Adjust SNS topic policies for Cost Anomaly Detection publishing

• Identify all SNS topics that will be referenced by Cost Anomaly Detection alert subscriptions.
• Review current access policies for these topics and determine which AWS Billing and Cost Management service principals or accounts must be allowed to publish.
• Update topic policies to grant precise publish permissions for Cost Anomaly Detection while preserving existing protections and avoiding unnecessary access expansion.
• Validate and record the updated policies, confirming that all intended topics can receive anomaly notifications.

Create Cost Anomaly Detection subscriptions

• Using the finalized design, identify monitors that need new alert subscriptions because they lack coverage or do not meet requirements.
• For each new subscription, define an appropriate name, associate the correct monitor ARN(s), and configure threshold type, threshold value, and alert frequency per user input.
• Attach the agreed email recipients and SNS topics to each subscription, along with any additional properties supported by Cost Anomaly Detection that reflect user intent.
• Create the subscriptions, then capture their identifiers/ARNs and confirm that they are active and correctly associated with the intended monitors and channels.

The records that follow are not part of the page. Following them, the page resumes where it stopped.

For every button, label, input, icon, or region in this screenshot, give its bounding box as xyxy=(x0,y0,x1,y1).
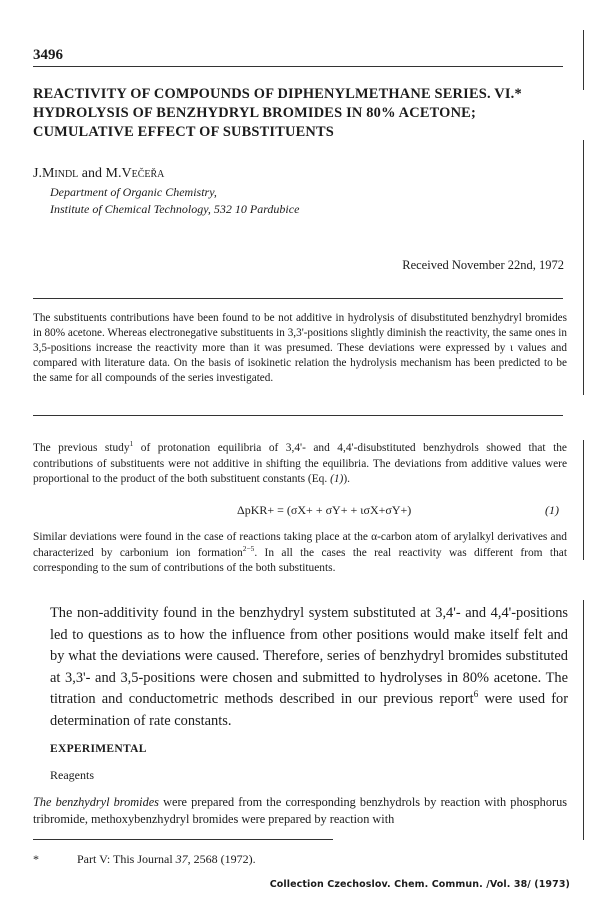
journal-footer: Collection Czechoslov. Chem. Commun. /Vol. 38/ (1973) xyxy=(269,879,570,890)
authors-line xyxy=(33,166,164,182)
footnote-rule xyxy=(33,839,333,840)
footnote xyxy=(33,852,256,867)
author-joiner: and xyxy=(78,166,106,181)
experimental-paragraph xyxy=(33,794,567,828)
abstract-rule-bottom xyxy=(33,415,563,416)
author-name: Mindl xyxy=(41,166,79,181)
margin-edge-line xyxy=(583,440,584,560)
section-heading: EXPERIMENTAL xyxy=(50,743,147,755)
journal-volume: 37 xyxy=(175,852,188,866)
reference-mark: 1 xyxy=(129,439,134,449)
text-run: . In all the cases the real reactivity was different from that corresponding to the sum of contributions of the both substituents. xyxy=(33,546,567,574)
text-run: The previous study xyxy=(33,442,130,454)
intro-paragraph-1 xyxy=(33,441,567,488)
margin-edge-line xyxy=(583,140,584,395)
text-run: Similar deviations were found in the case of reactions taking place at the α-carbon atom of arylalkyl derivatives and characterized by carbonium ion formation xyxy=(33,531,567,559)
affiliation-line: Institute of Chemical Technology, 532 10 Pardubice xyxy=(50,202,300,216)
equation-number: (1) xyxy=(545,503,559,517)
abstract-rule-top xyxy=(33,298,563,299)
affiliation-line: Department of Organic Chemistry, xyxy=(50,185,217,199)
article-title xyxy=(33,85,573,142)
title-line: REACTIVITY OF COMPOUNDS OF DIPHENYLMETHANE SERIES. VI.* xyxy=(33,86,522,102)
italic-run: The benzhydryl bromides xyxy=(33,795,159,809)
text-run: of protonation equilibria of 3,4'- and 4,4'-disubstituted benzhydrols showed that the contributions of substituents were not additive in shifting the equilibria. The deviations from additive values were proportional to the product of the both substituent constants (Eq. xyxy=(33,442,567,485)
text-run: ). xyxy=(343,473,351,485)
received-date: Received November 22nd, 1972 xyxy=(402,258,564,272)
affiliation xyxy=(50,184,299,218)
equation: ΔpKR+ = (σX+ + σY+ + ισX+σY+) xyxy=(237,503,412,517)
page-number: 3496 xyxy=(33,47,63,63)
text-run: were used for determination of rate constants. xyxy=(50,691,568,729)
author-name: Večeřa xyxy=(121,166,165,181)
main-paragraph xyxy=(50,603,568,732)
text-run: , 2568 (1972). xyxy=(187,852,256,866)
subsection-heading: Reagents xyxy=(50,768,94,782)
author-initial: M. xyxy=(105,166,122,181)
abstract: The substituents contributions have been found to be not additive in hydrolysis of disubstituted benzhydryl bromides in 80% acetone. Whereas electronegative substituents in 3,3'-positions slightly diminish the reactivity, the same ones in 3,5-positions increase the reactivity more than it was presumed. These deviations were expressed by ι values and compared with literature data. On the basis of isokinetic relation the hydrolysis mechanism has been predicted to be the same for all compounds of the series investigated. xyxy=(33,312,567,384)
text-run: were prepared from the corresponding benzhydrols by reaction with phosphorus tribromide, methoxybenzhydryl bromides were prepared by reaction with xyxy=(33,795,567,826)
text-run: Part V: This Journal xyxy=(77,852,176,866)
margin-edge-line xyxy=(583,600,584,840)
reference-mark: 2−5 xyxy=(242,543,255,553)
equation-reference: (1) xyxy=(330,473,344,485)
intro-paragraph-2 xyxy=(33,530,567,577)
margin-edge-line xyxy=(583,30,584,90)
text-run: The non-additivity found in the benzhydryl system substituted at 3,4'- and 4,4'-positions led to questions as to how the influence from other positions would make itself felt and by what the deviations were caused. Therefore, series of benzhydryl bromides substituted at 3,3'- and 3,5-positions were chosen and submitted to hydrolyses in 80% acetone. The titration and conductometric methods described in our previous report xyxy=(50,605,568,707)
header-rule xyxy=(33,66,563,67)
title-line: CUMULATIVE EFFECT OF SUBSTITUENTS xyxy=(33,124,335,140)
author-initial: J. xyxy=(33,166,42,181)
reference-mark: 6 xyxy=(473,690,479,701)
equation-block xyxy=(33,503,567,523)
title-line: HYDROLYSIS OF BENZHYDRYL BROMIDES IN 80% ACETONE; xyxy=(33,105,476,121)
footnote-marker: * xyxy=(33,852,39,866)
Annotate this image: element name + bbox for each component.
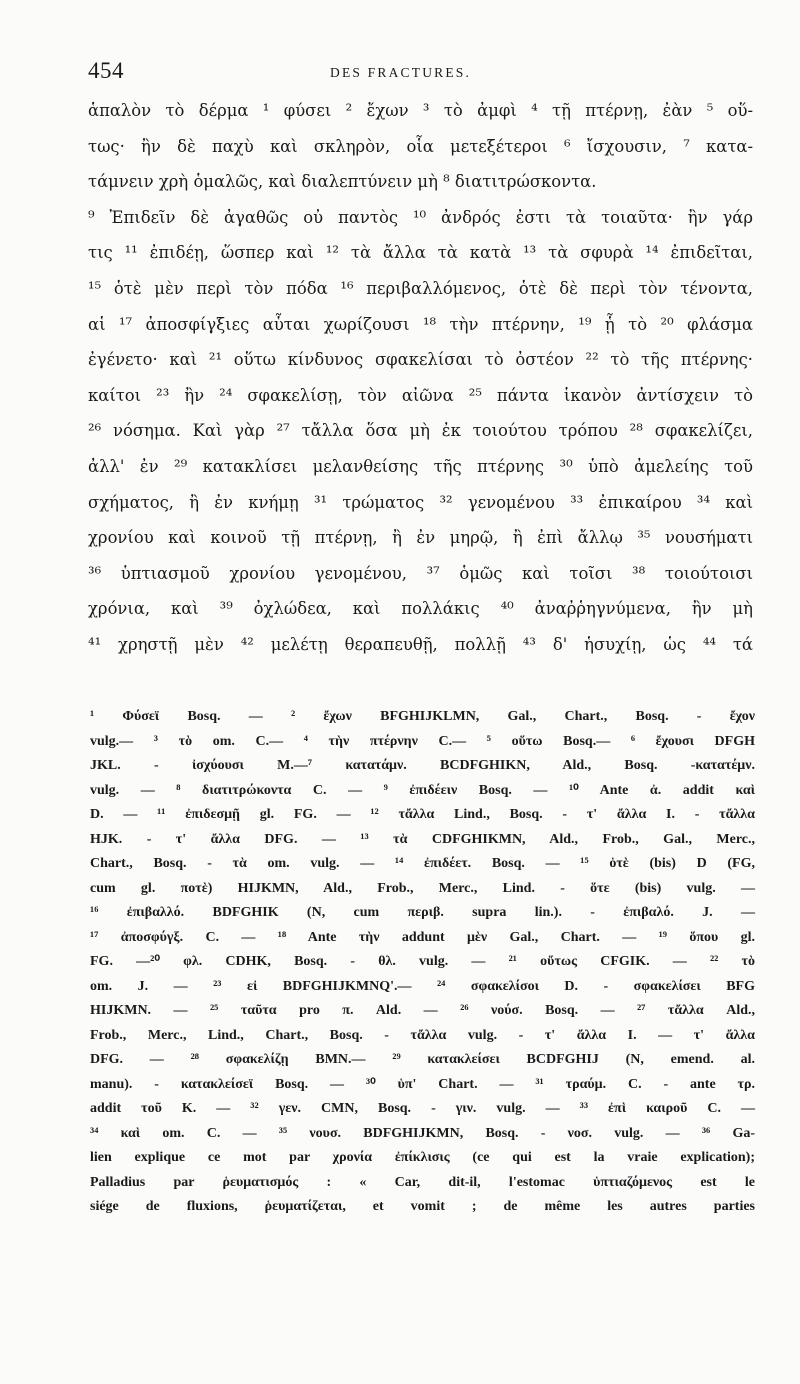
footnote-line: JKL. - ἰσχύουσι M.—⁷ κατατάμν. BCDFGHIKN, Ald., Bosq. -κατατέμν. — [90, 758, 755, 773]
main-text-line: αἱ ¹⁷ ἀποσφίγξιες αὗται χωρίζουσι ¹⁸ τὴν πτέρνην, ¹⁹ ᾗ τὸ ²⁰ φλάσμα — [88, 314, 753, 334]
footnote-line: D. — ¹¹ ἐπιδεσμῇ gl. FG. — ¹² τἄλλα Lind., Bosq. - τ' ἄλλα I. - τἄλλα — [90, 807, 755, 822]
footnote-line: HJK. - τ' ἄλλα DFG. — ¹³ τὰ CDFGHIKMN, Ald., Frob., Gal., Merc., — [90, 831, 755, 847]
footnote-line: vulg.— ³ τὸ om. C.— ⁴ τὴν πτέρνην C.— ⁵ οὕτω Bosq.— ⁶ ἔχουσι DFGH — [90, 733, 755, 749]
footnote-line: ¹⁷ ἀποσφύγξ. C. — ¹⁸ Ante τὴν addunt μὲν Gal., Chart. — ¹⁹ ὅπου gl. — [90, 929, 755, 945]
main-text-line: ἀλλ' ἐν ²⁹ κατακλίσει μελανθείσης τῆς πτέρνης ³⁰ ὑπὸ ἀμελείης τοῦ — [88, 456, 753, 476]
footnote-line: om. J. — ²³ εἰ BDFGHIJKMNQ'.— ²⁴ σφακελίσοι D. - σφακελίσει BFG — [90, 978, 755, 994]
footnote-line: ¹⁶ ἐπιβαλλό. BDFGHIK (N, cum περιβ. supra lin.). - ἐπιβαλό. J. — — [90, 905, 755, 920]
main-text-line: τως· ἢν δὲ παχὺ καὶ σκληρὸν, οἷα μετεξέτεροι ⁶ ἴσχουσιν, ⁷ κατα- — [88, 136, 753, 156]
page-number: 454 — [88, 58, 124, 83]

Update existing anomaly subscriptions

• From the inventory, find existing subscriptions tied to user-selected monitors that require changes.
• Compare current thresholds, frequencies, and notification channels against the approved configuration.
• Update thresholds, frequencies, email recipients, and SNS topics as needed so subscriptions match the desired state.
• Where required, disable or remove subscriptions for monitors that should no longer generate alerts.
• Record the final configuration of all updated subscriptions and confirm that each is in the correct active or disabled state.

Validation

Validate Cost Anomaly Detection subscriptions and notification paths

• Retrieve the current list of monitors and alert subscriptions after all changes.
• Confirm that every monitor the user designated for alerting now has at least one active subscription, with threshold type, threshold value, and alert frequency matching the approved design.
• Verify that each subscription has exactly the intended email recipients and SNS topics, with no unexpected destinations.
• Ensure that SNS topic policies still allow Cost Anomaly Detection to publish to all referenced topics.
• Where feasible, test at least one SNS notification path (e.g., by sending a non–anomaly test message to a relevant topic) to confirm end-to-end delivery.
• Document the final mapping of monitors, subscriptions, thresholds, frequencies, and notification channels, and validate that the configuration meets the original goal of reliably alerting on detected cost anomalies.